Huh? Did you say our state tax revenues grew by 1.8%? Why don't we tell everyone they "plummeted"!
Never let a good pandemic go to waste!
The Unnecessary State Covid Bailout
Governors plead poverty even as tax revenue is rolling in.
By The Editorial Board
Feb. 24, 2021 6:41 pm ET
Democrats in Congress are planning to ladle out another $350 billion to state and local governments, though many haven’t finished spending their Cares Act checks and some are running budget surpluses. This is income redistribution for public unions.
About one third of the $150 billion that Congress allocated in direct aid to state and local governments last spring still hasn’t been spent. These funds were intended to help governments cover pandemic needs amid budget shortfalls, but most haven’t needed it.
Research outfit Wirepoints recently estimated that 44 states are running surpluses for fiscal years 2020 and 2021 when Covid relief and budget reserves are included. The six outliers: New York, New Jersey, Illinois, Maryland, Hawaii, Nevada. They have pre-existing spending problems or rely heavily on tourism.
Nearly half of states rolled in more tax revenue in calendar year 2020 than 2019, according to the Reason Foundation. On average, state revenues were a mere 0.01% lower across the board. Seventeen state treasurers recently moaned to Congress that “tax revenues have plummeted,” but collectively they’ve seen a 1.8% increase year-over-year, the Kansas Policy Institute reports.
Gov. Andrew Cuomo recently warned of a $15 billion budget deficit and threatened to raise New York’s top income tax rate to 14.7%—the nation’s highest—though New York’s revenues were down a mere 1.5% from 2019. He refuses to renegotiate union contracts or cut spending.

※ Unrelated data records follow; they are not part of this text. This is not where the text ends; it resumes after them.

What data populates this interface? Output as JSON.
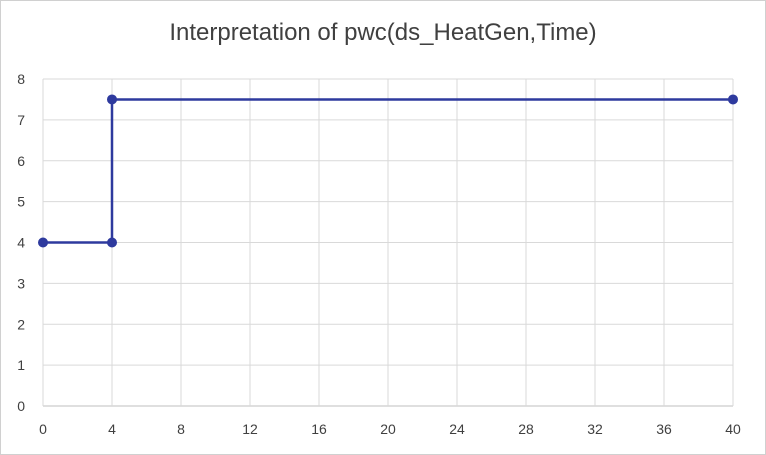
{
  "chart_data": {
    "type": "line",
    "title": "Interpretation of pwc(ds_HeatGen,Time)",
    "xlabel": "",
    "ylabel": "",
    "xlim": [
      0,
      40
    ],
    "ylim": [
      0,
      8
    ],
    "x_ticks": [
      0,
      4,
      8,
      12,
      16,
      20,
      24,
      28,
      32,
      36,
      40
    ],
    "y_ticks": [
      0,
      1,
      2,
      3,
      4,
      5,
      6,
      7,
      8
    ],
    "grid": true,
    "legend": "none",
    "series": [
      {
        "color": "#2e3a9e",
        "x": [
          0,
          4,
          4,
          40
        ],
        "y": [
          4,
          4,
          7.5,
          7.5
        ]
      }
    ]
  }
}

Illinois Democrats warned of a budget doomsday to frighten voters into enacting a progressive tax last November, but the measure failed and state revenues were 0.9% lower than in 2019. Gov. J.B. Pritzker last week said improved revenues would spare schools from spending cuts. Yet he’s proposing to slash the tax-credit scholarship program that helps low-income kids attend private schools.

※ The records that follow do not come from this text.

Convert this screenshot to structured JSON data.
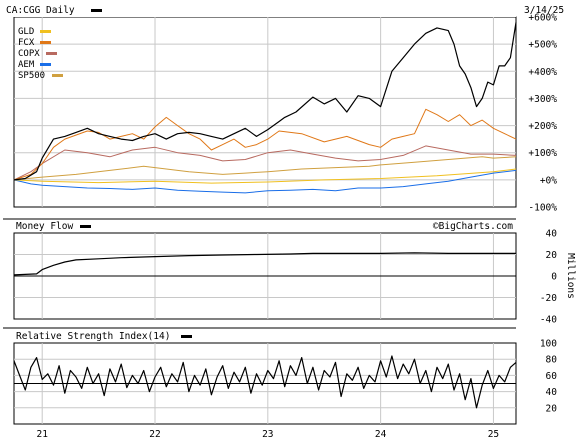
{
  "chart_data": [
    {
      "type": "line",
      "title": "CA:CGG Daily",
      "date": "3/14/25",
      "y_axis_side": "right",
      "ylim": [
        -100,
        600
      ],
      "y_ticks": [
        -100,
        0,
        100,
        200,
        300,
        400,
        500,
        600
      ],
      "y_tick_labels": [
        "-100%",
        "+0%",
        "+100%",
        "+200%",
        "+300%",
        "+400%",
        "+500%",
        "+600%"
      ],
      "grid": true,
      "legend_position": "top-left",
      "x_ticks": [
        2021,
        2022,
        2023,
        2024,
        2025
      ],
      "x_tick_labels": [
        "21",
        "22",
        "23",
        "24",
        "25"
      ],
      "xlim": [
        2020.75,
        2025.2
      ],
      "series": [
        {
          "name": "CA:CGG",
          "color": "#000000",
          "x": [
            2020.75,
            2020.85,
            2020.95,
            2021.0,
            2021.1,
            2021.2,
            2021.3,
            2021.4,
            2021.5,
            2021.6,
            2021.7,
            2021.8,
            2021.9,
            2022.0,
            2022.1,
            2022.2,
            2022.3,
            2022.4,
            2022.5,
            2022.6,
            2022.7,
            2022.8,
            2022.9,
            2023.0,
            2023.1,
            2023.15,
            2023.25,
            2023.4,
            2023.5,
            2023.6,
            2023.7,
            2023.8,
            2023.9,
            2024.0,
            2024.1,
            2024.2,
            2024.3,
            2024.4,
            2024.5,
            2024.6,
            2024.65,
            2024.7,
            2024.75,
            2024.8,
            2024.85,
            2024.9,
            2024.95,
            2025.0,
            2025.05,
            2025.1,
            2025.15,
            2025.2
          ],
          "y": [
            0,
            5,
            30,
            80,
            150,
            160,
            175,
            190,
            170,
            160,
            150,
            145,
            160,
            170,
            150,
            170,
            175,
            170,
            160,
            150,
            170,
            190,
            160,
            185,
            215,
            230,
            250,
            305,
            280,
            300,
            250,
            310,
            300,
            270,
            400,
            450,
            500,
            540,
            560,
            550,
            500,
            420,
            390,
            340,
            270,
            300,
            360,
            350,
            420,
            420,
            450,
            580
          ]
        },
        {
          "name": "GLD",
          "color": "#f0c020",
          "x": [
            2020.75,
            2021.0,
            2021.5,
            2022.0,
            2022.5,
            2023.0,
            2023.5,
            2024.0,
            2024.5,
            2025.0,
            2025.2
          ],
          "y": [
            0,
            -5,
            -10,
            -5,
            -12,
            -8,
            0,
            5,
            15,
            30,
            40
          ]
        },
        {
          "name": "FCX",
          "color": "#e07818",
          "x": [
            2020.75,
            2020.9,
            2021.0,
            2021.1,
            2021.2,
            2021.4,
            2021.5,
            2021.6,
            2021.7,
            2021.8,
            2021.9,
            2022.0,
            2022.1,
            2022.2,
            2022.3,
            2022.4,
            2022.5,
            2022.6,
            2022.7,
            2022.8,
            2022.9,
            2023.0,
            2023.1,
            2023.3,
            2023.5,
            2023.7,
            2023.9,
            2024.0,
            2024.1,
            2024.2,
            2024.3,
            2024.4,
            2024.5,
            2024.6,
            2024.7,
            2024.8,
            2024.9,
            2025.0,
            2025.1,
            2025.2
          ],
          "y": [
            0,
            20,
            60,
            120,
            150,
            180,
            175,
            150,
            160,
            170,
            150,
            195,
            230,
            200,
            170,
            150,
            110,
            130,
            150,
            120,
            130,
            150,
            180,
            170,
            140,
            160,
            130,
            120,
            150,
            160,
            170,
            260,
            240,
            215,
            240,
            200,
            220,
            190,
            170,
            150
          ]
        },
        {
          "name": "COPX",
          "color": "#b86a60",
          "x": [
            2020.75,
            2020.9,
            2021.0,
            2021.2,
            2021.4,
            2021.6,
            2021.8,
            2022.0,
            2022.2,
            2022.4,
            2022.6,
            2022.8,
            2023.0,
            2023.2,
            2023.4,
            2023.6,
            2023.8,
            2024.0,
            2024.2,
            2024.4,
            2024.6,
            2024.8,
            2025.0,
            2025.2
          ],
          "y": [
            0,
            30,
            60,
            110,
            100,
            85,
            110,
            120,
            100,
            90,
            70,
            75,
            100,
            110,
            95,
            80,
            70,
            75,
            90,
            125,
            110,
            95,
            95,
            90
          ]
        },
        {
          "name": "AEM",
          "color": "#1a6ee8",
          "x": [
            2020.75,
            2020.9,
            2021.0,
            2021.2,
            2021.4,
            2021.6,
            2021.8,
            2022.0,
            2022.2,
            2022.4,
            2022.6,
            2022.8,
            2023.0,
            2023.2,
            2023.4,
            2023.6,
            2023.8,
            2024.0,
            2024.2,
            2024.4,
            2024.6,
            2024.8,
            2025.0,
            2025.2
          ],
          "y": [
            0,
            -15,
            -20,
            -25,
            -30,
            -32,
            -35,
            -30,
            -38,
            -42,
            -45,
            -48,
            -40,
            -38,
            -35,
            -40,
            -30,
            -30,
            -25,
            -15,
            -5,
            10,
            25,
            35
          ]
        },
        {
          "name": "SP500",
          "color": "#d0a040",
          "x": [
            2020.75,
            2021.0,
            2021.3,
            2021.6,
            2021.9,
            2022.0,
            2022.3,
            2022.6,
            2022.8,
            2023.0,
            2023.3,
            2023.6,
            2023.9,
            2024.0,
            2024.3,
            2024.6,
            2024.9,
            2025.0,
            2025.2
          ],
          "y": [
            0,
            10,
            20,
            35,
            50,
            45,
            30,
            20,
            25,
            30,
            40,
            45,
            50,
            55,
            65,
            75,
            85,
            80,
            85
          ]
        }
      ]
    },
    {
      "type": "line",
      "title": "Money Flow",
      "watermark": "©BigCharts.com",
      "y_axis_side": "right",
      "ylabel": "Millions",
      "ylim": [
        -40,
        40
      ],
      "y_ticks": [
        -40,
        -20,
        0,
        20,
        40
      ],
      "y_tick_labels": [
        "-40",
        "-20",
        "0",
        "20",
        "40"
      ],
      "series": [
        {
          "name": "Money Flow",
          "color": "#000000",
          "x": [
            2020.75,
            2020.95,
            2021.0,
            2021.1,
            2021.2,
            2021.3,
            2021.5,
            2021.7,
            2022.0,
            2022.3,
            2022.6,
            2022.9,
            2023.2,
            2023.4,
            2023.6,
            2023.8,
            2024.0,
            2024.3,
            2024.6,
            2024.9,
            2025.2
          ],
          "y": [
            1,
            2,
            6,
            10,
            13,
            15,
            16,
            17,
            18,
            19,
            19.5,
            20,
            20.5,
            21,
            21,
            21,
            21,
            21.5,
            21,
            21,
            21
          ]
        }
      ]
    },
    {
      "type": "line",
      "title": "Relative Strength Index(14)",
      "y_axis_side": "right",
      "ylim": [
        0,
        100
      ],
      "y_ticks": [
        20,
        40,
        60,
        80,
        100
      ],
      "y_tick_labels": [
        "20",
        "40",
        "60",
        "80",
        "100"
      ],
      "reference_level": 50,
      "series": [
        {
          "name": "Relative Strength Index(14)",
          "color": "#000000",
          "x": [
            2020.75,
            2020.8,
            2020.85,
            2020.9,
            2020.95,
            2021.0,
            2021.05,
            2021.1,
            2021.15,
            2021.2,
            2021.25,
            2021.3,
            2021.35,
            2021.4,
            2021.45,
            2021.5,
            2021.55,
            2021.6,
            2021.65,
            2021.7,
            2021.75,
            2021.8,
            2021.85,
            2021.9,
            2021.95,
            2022.0,
            2022.05,
            2022.1,
            2022.15,
            2022.2,
            2022.25,
            2022.3,
            2022.35,
            2022.4,
            2022.45,
            2022.5,
            2022.55,
            2022.6,
            2022.65,
            2022.7,
            2022.75,
            2022.8,
            2022.85,
            2022.9,
            2022.95,
            2023.0,
            2023.05,
            2023.1,
            2023.15,
            2023.2,
            2023.25,
            2023.3,
            2023.35,
            2023.4,
            2023.45,
            2023.5,
            2023.55,
            2023.6,
            2023.65,
            2023.7,
            2023.75,
            2023.8,
            2023.85,
            2023.9,
            2023.95,
            2024.0,
            2024.05,
            2024.1,
            2024.15,
            2024.2,
            2024.25,
            2024.3,
            2024.35,
            2024.4,
            2024.45,
            2024.5,
            2024.55,
            2024.6,
            2024.65,
            2024.7,
            2024.75,
            2024.8,
            2024.85,
            2024.9,
            2024.95,
            2025.0,
            2025.05,
            2025.1,
            2025.15,
            2025.2
          ],
          "y": [
            78,
            60,
            42,
            70,
            82,
            55,
            62,
            48,
            72,
            38,
            66,
            58,
            44,
            70,
            50,
            62,
            35,
            68,
            52,
            74,
            45,
            60,
            50,
            66,
            40,
            58,
            70,
            46,
            62,
            52,
            76,
            40,
            60,
            48,
            68,
            36,
            58,
            72,
            44,
            64,
            52,
            70,
            38,
            62,
            48,
            66,
            56,
            78,
            46,
            72,
            60,
            82,
            50,
            70,
            42,
            66,
            58,
            76,
            34,
            62,
            54,
            70,
            44,
            60,
            52,
            78,
            58,
            84,
            56,
            74,
            62,
            80,
            50,
            66,
            40,
            70,
            56,
            74,
            42,
            62,
            30,
            56,
            20,
            48,
            66,
            44,
            60,
            52,
            70,
            76
          ]
        }
      ]
    }
  ]
}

Some private schools have increased enrollment because they have remained open while unions have kept public schools closed. Yet Democrats want to punish low-income families seeking better educational options.
New Jersey’s revenue in 2020 was 0.4% lower than the year before, though Democrats in Trenton last fall raised the top income tax rate on earners making more than $1 million to 10.75% from 8.97%—retroactively to January 2020. Too bad for millionaires who lacked the foresight to escape to Palm Beach in 2019.
To his credit, Connecticut’s Democratic Gov. Ned Lamont has opposed a push by state legislators to raise taxes on the well-to-do and instead froze state worker pay. “Why would you want to raise taxes when you don’t have to?” he recently said. Revenue in Connecticut was down 1.2% year-over-year in 2020.
Federal stimulus has propped up state spending. Most blue states have progressive income tax structures and have benefited from booming asset prices, especially equities. California has a $15 billion surplus. Revenue last month was $3.7 billion (17%) higher than in January 2020. Democrats are now planning to spread their surplus around.
Gov. Gavin Newsom on Tuesday signed a $7.6 billion state-funded Covid spending bill that includes $600 payments to individuals earning up to $30,000. Undocumented immigrants could qualify for checks up to $1,200. Businesses will also get $2.1 billion in grants and fee waivers, which is only fair since they were forced to shut down much of last year.
Democrats in Washington like those in Sacramento are trying to obtain political relief for themselves. Most federal funds to state and local governments will invariably flow into higher union pay, pensions and benefits and other payouts to buy votes. The two defeats in the Georgia Senate runoffs are costing Republicans and American taxpayers many times over.